Several years ago, my family faced a challenge that countless others know all too well: caring for a beloved family member diagnosed with Alzheimer’s disease. My grandmother’s (my Nana’s) mental and physical health declined rapidly after the death of her husband, my “Pop Pop.” My grandfather had worked his entire life to provide for his family and did so successfully. Yet when my grandmother reached the point where she could no longer care for herself, we discovered that all of that hard work did not translate into access to the care she needed.

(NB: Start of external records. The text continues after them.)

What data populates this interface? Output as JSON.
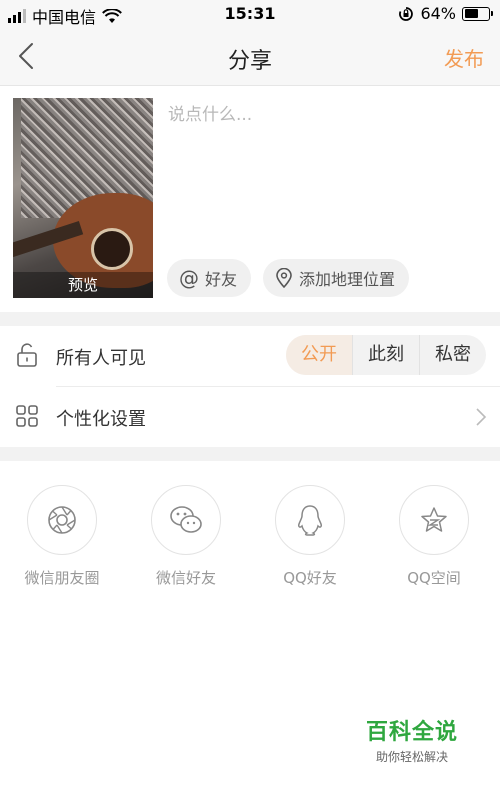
{
  "status_bar": {
    "carrier": "中国电信",
    "time": "15:31",
    "battery_text": "64%",
    "battery_level": 0.64,
    "signal_bars": 3
  },
  "nav": {
    "title": "分享",
    "publish_label": "发布"
  },
  "compose": {
    "preview_label": "预览",
    "text_placeholder": "说点什么...",
    "mention_label": "好友",
    "location_label": "添加地理位置"
  },
  "visibility": {
    "label": "所有人可见",
    "options": [
      "公开",
      "此刻",
      "私密"
    ],
    "selected": "公开"
  },
  "customize": {
    "label": "个性化设置"
  },
  "share_targets": [
    {
      "label": "微信朋友圈",
      "icon": "wechat-moments-icon"
    },
    {
      "label": "微信好友",
      "icon": "wechat-icon"
    },
    {
      "label": "QQ好友",
      "icon": "qq-icon"
    },
    {
      "label": "QQ空间",
      "icon": "qzone-icon"
    }
  ],
  "watermark": {
    "title": "百科全说",
    "subtitle": "助你轻松解决"
  },
  "colors": {
    "accent": "#f29b54",
    "watermark": "#2fa73f"
  }
}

They did not have enough financial resources to afford private sitters, but they earned too much to qualify for Medicaid benefits. Caught in that all-too-common middle ground, my mother stepped in as her primary caregiver. My mom had taught anatomy and physiology for her entire adult life and was just one year away from reaching maximum state retirement. She ultimately retired a year early to care for my grandmother.

Each day brought new uncertainties and emotional demands, as we struggled to balance caregiving with the realities of work and family life. The physical, emotional, and financial toll was immense. Yet, it was through this hardship that I recognized a profound gap in our health care system, one that left families like mine searching for relief and support.

That realization sparked an idea: what if our state offered structured respite care for families caring for loved ones with Alzheimer’s disease who fall into that middle ground? Fueled by personal experience and guided by professional responsibility, I brought this idea to the Mississippi State Medical Association House of Delegates. I authored a resolution calling for the creation of an Alzheimer’s respite program, and through our shared commitment to improving patients’ lives, the resolution passed unanimously.

But advocacy does not end at the House of Delegates. With the resolution adopted, we worked closely with lawmakers, identifying passionate legislative champions and providing testimony and evidence to underscore the urgent need for respite services. These collective efforts led to the successful passage of legislation establishing Mississippi’s first Alzheimer’s respite program.

This victory was not just legislative; it was deeply personal, representing hope and relief for families walking the same difficult path my family had traveled.

Since its inception, the Alzheimer’s respite program has provided critical support to 40 families across our state. These families have found moments of rest, renewal, and assurance that they are not alone in their journey. The ripple effects of this program extend far beyond numbers. It is a testament to what happens when lived experience informs policy, and when physicians advocate with both expertise and empathy.

Yet, our work is not finished. As demand for these vital services grows, the state medical association is actively advocating for increased funding to expand the Alzheimer’s respite program. We are engaging policymakers, sharing patient stories, and mobilizing our members to ensure that every family in need can access support. Continued advocacy is essential to sustain and strengthen this program for the future.

This journey from personal hardship to legislative success reinforces a fundamental truth: physician advocacy matters. Our experiences, expertise, and compassion equip us to drive change that improves lives. I call upon each of you, whether you are a physician, policymaker, or member of the public, to support and champion physician advocacy. Together, we can create a health care system that responds to the real needs of our communities and turns adversity into action and hope.